The council also exempted local stores from having to charge a fee for paper bags, as many businesses are discouraging customers from bringing their reusable bags, and allowed for violations of Los Angeles County health orders to be treated as infractions or administrative citations instead of misdemeanors.
For commercial renters, the discussion, which lasted into the early hours of June 17, was hung up on several issues, including the length of the amnesty period – the time in which all owed rent from previous months can be repaid without any penalty – the length of the repayment period and how much landlords will be able to charge in interest or late fees.
The council also debated how best to force landlords and tenants to meet to see if they can come to an agreement without city help, and if that fails, what role should be played by a mediator or negotiator. The council also debated if the city’s Rent Stabilization Commission should serve as the mediator or if an outside person or agency would help.

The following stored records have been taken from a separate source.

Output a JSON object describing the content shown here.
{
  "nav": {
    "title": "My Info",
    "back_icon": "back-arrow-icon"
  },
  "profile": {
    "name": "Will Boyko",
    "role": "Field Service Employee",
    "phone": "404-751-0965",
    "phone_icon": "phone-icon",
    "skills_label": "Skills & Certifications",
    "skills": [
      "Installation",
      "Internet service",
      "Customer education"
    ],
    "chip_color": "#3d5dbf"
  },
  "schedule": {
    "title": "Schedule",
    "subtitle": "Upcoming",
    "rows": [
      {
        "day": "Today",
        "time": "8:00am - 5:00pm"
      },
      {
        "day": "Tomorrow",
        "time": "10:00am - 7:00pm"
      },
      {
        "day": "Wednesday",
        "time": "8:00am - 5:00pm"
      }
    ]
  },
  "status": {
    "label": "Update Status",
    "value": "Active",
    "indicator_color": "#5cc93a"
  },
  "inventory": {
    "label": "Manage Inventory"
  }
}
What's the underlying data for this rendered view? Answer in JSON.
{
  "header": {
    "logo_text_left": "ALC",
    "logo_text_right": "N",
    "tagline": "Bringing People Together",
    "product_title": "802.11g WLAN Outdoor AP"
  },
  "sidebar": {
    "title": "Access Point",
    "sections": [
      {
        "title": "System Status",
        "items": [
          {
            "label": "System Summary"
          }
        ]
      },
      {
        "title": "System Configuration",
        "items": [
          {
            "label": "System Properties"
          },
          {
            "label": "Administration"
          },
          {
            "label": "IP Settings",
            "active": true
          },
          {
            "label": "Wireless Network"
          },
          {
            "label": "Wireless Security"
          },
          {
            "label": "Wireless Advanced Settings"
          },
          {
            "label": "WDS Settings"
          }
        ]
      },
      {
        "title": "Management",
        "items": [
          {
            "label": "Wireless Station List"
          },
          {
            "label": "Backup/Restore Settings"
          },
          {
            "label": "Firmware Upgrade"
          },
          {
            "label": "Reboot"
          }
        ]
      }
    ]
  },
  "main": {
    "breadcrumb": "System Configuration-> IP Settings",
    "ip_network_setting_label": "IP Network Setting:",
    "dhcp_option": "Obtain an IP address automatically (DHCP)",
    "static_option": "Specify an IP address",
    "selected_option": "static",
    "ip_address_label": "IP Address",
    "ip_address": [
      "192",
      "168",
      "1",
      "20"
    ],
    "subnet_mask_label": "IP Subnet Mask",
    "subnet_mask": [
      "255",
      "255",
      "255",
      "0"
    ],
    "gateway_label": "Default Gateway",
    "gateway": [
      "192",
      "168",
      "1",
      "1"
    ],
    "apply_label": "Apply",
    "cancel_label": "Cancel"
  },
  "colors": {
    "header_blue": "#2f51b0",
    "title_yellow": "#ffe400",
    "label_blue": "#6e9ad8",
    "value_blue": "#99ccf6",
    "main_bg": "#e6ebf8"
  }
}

“If the parties do not want to talk, the mediators can talk until they’re green … The enforcement of this needs to be in the ordinance, not on the mediator,” Gold said.
“I don’t think anybody wants us to be involved in their business. I don’t think the tenants want us to be, nor the landlords. The goal here is to have them work it out,” Councilwoman Lili Bosse added.
The commercial lease discussion has been ongoing since the coronavirus pandemic first impacted the area in March. Last month, the council discussed the topic at length before deciding that Wiener would further refine the draft language for the ordinance and the topic would be discussed at the June 2 meeting, which was then canceled after looting and clashes with police occurred during the largely peaceful Black Lives Matter protests on May 30.
With concerns for the late hour and lack of progress on the discussions, the council decided to resume the commercial lease protections tonight, June 18, at 7:30 p.m.
“I’m really concerned that we’re doing this at this hour … It’s nearly 1 o’clock in the morning, and this is too important,” Bosse said.